What now for tennis in 2020?
PARIS: Wimbledon has been cancelled for the first time since World War II and no resumption of the ATP and WTA Tours is in sight until July 13 at the earliest as the coronavirus continues to cause havoc. AFP Sport looks at what happens next for tennis in 2020.
Djokovic, biggest winner or loser? Before the season went into cold storage, Novak Djokovic had captured an eighth Australian Open and was on an 18-0 winning streak since the turn of the year.
Talk was of Djokovic, now a 17-time Grand Slam title winner, going on to match his 2011 and 2015 seasons. In 2011, he built a 41-match win streak before ending the year with a 70-6 record and 10 titles, including the Australian Open, Wimbledon and US Open crowns.
In 2015, Djokovic won the same three Slams again out of 11 titles in a win-loss record of 82-6. After taking the 79th title of his career in Dubai on the last day of February this year, the 32-year-old proclaimed: “One of the targets is to go unbeaten the whole season. I’m not kidding.”
However, with the French Open, which he has won once, and Wimbledon, where he was the defending champion, respectively postponed and scrapped, has his bubble burst? “The big loser is Djokovic,” former world number one and seven-time major winner Mats Wilander told L’Equipe.
“He hasn’t lost this year yet, but this virus has stopped him in his tracks.” Will there be any more tennis at all in 2020? After Wimbledon was cancelled for the first time in 75 years on Wednesday, All England Club chief Richard Lewis was hoping for the best but fearing the worst. “I don’t think it’s unrealistic to say that there may be no more tennis this year,” he said.

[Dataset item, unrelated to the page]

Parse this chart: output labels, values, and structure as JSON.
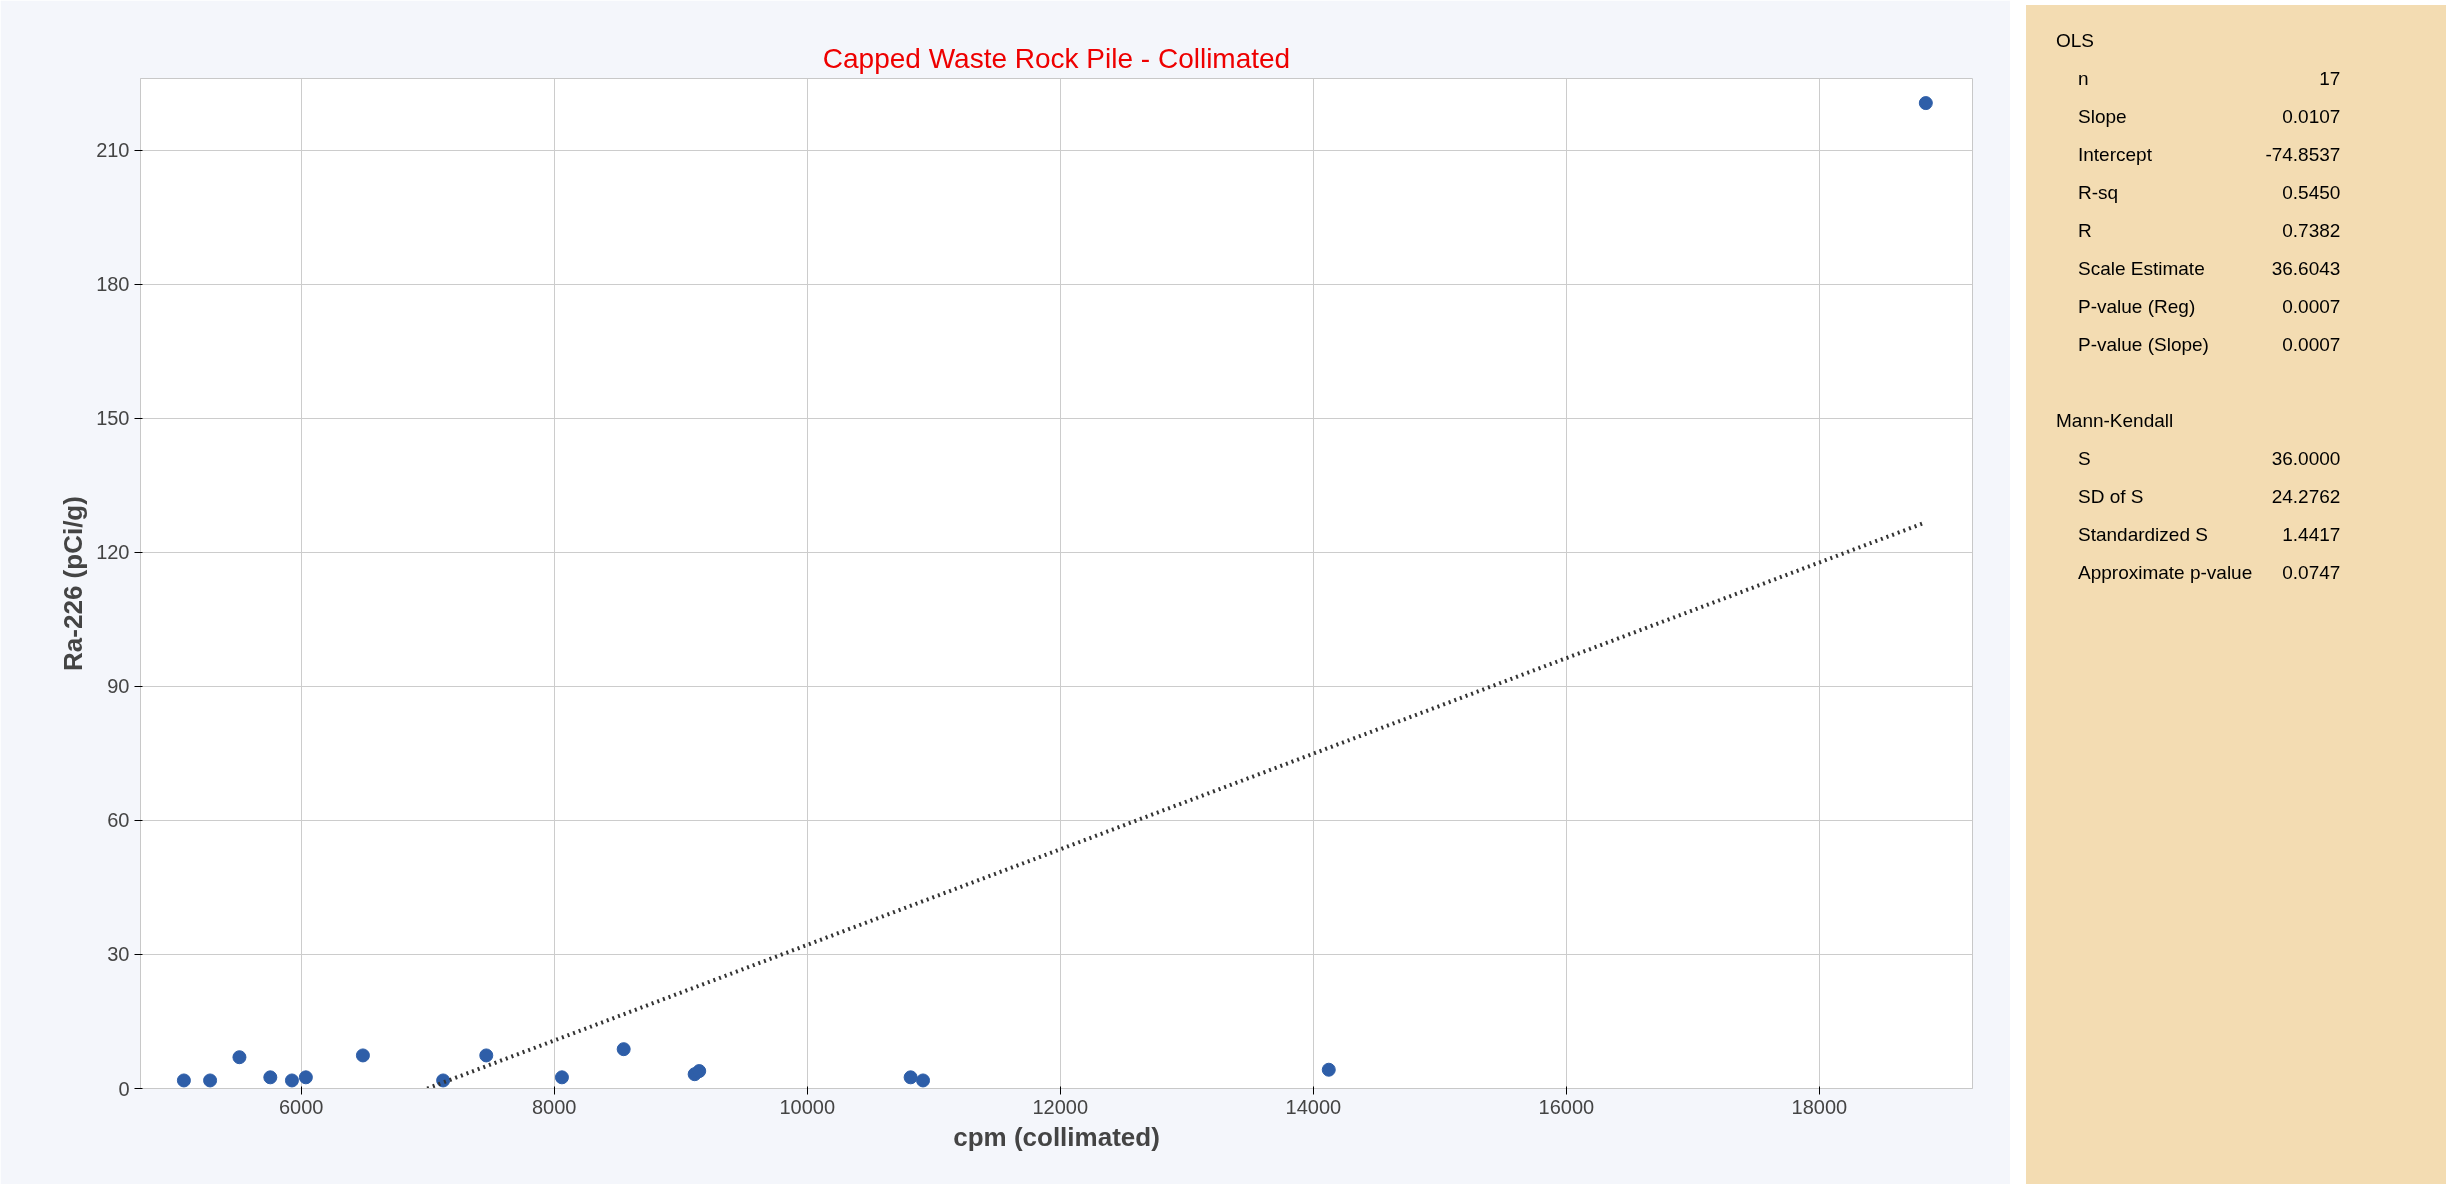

The clay-court and grass-court seasons have already been binned. In all, 21 tournaments on both tours have been affected. The rescheduled French Open has been shoehorned into September-October, starting just a week after the US Open final in New York. Two different continents; two radically different surfaces.
Also, a rebooted Roland Garros now clashes with six ATP and WTA events, some of which form part of the lucrative and high-profile Asian hard-court swing. The Laver Cup in Boston, where Roger Federer is likely to feature, is another direct rival to the Paris showpiece.
Meanwhile, tennis players low in ranking are facing a financial crunch. “Players lower ranked than 250 will not be able to buy food in two-three weeks’ time,” warned Georgia’s world number 371 Sofia Shapatava.
She has organised a petition calling on the ITF to provide a financial safety net for the hundreds who toil in second and third-tier events. But she is not optimistic the ITF will look favourably on her plea. “I honestly don’t think so,” she told AFP.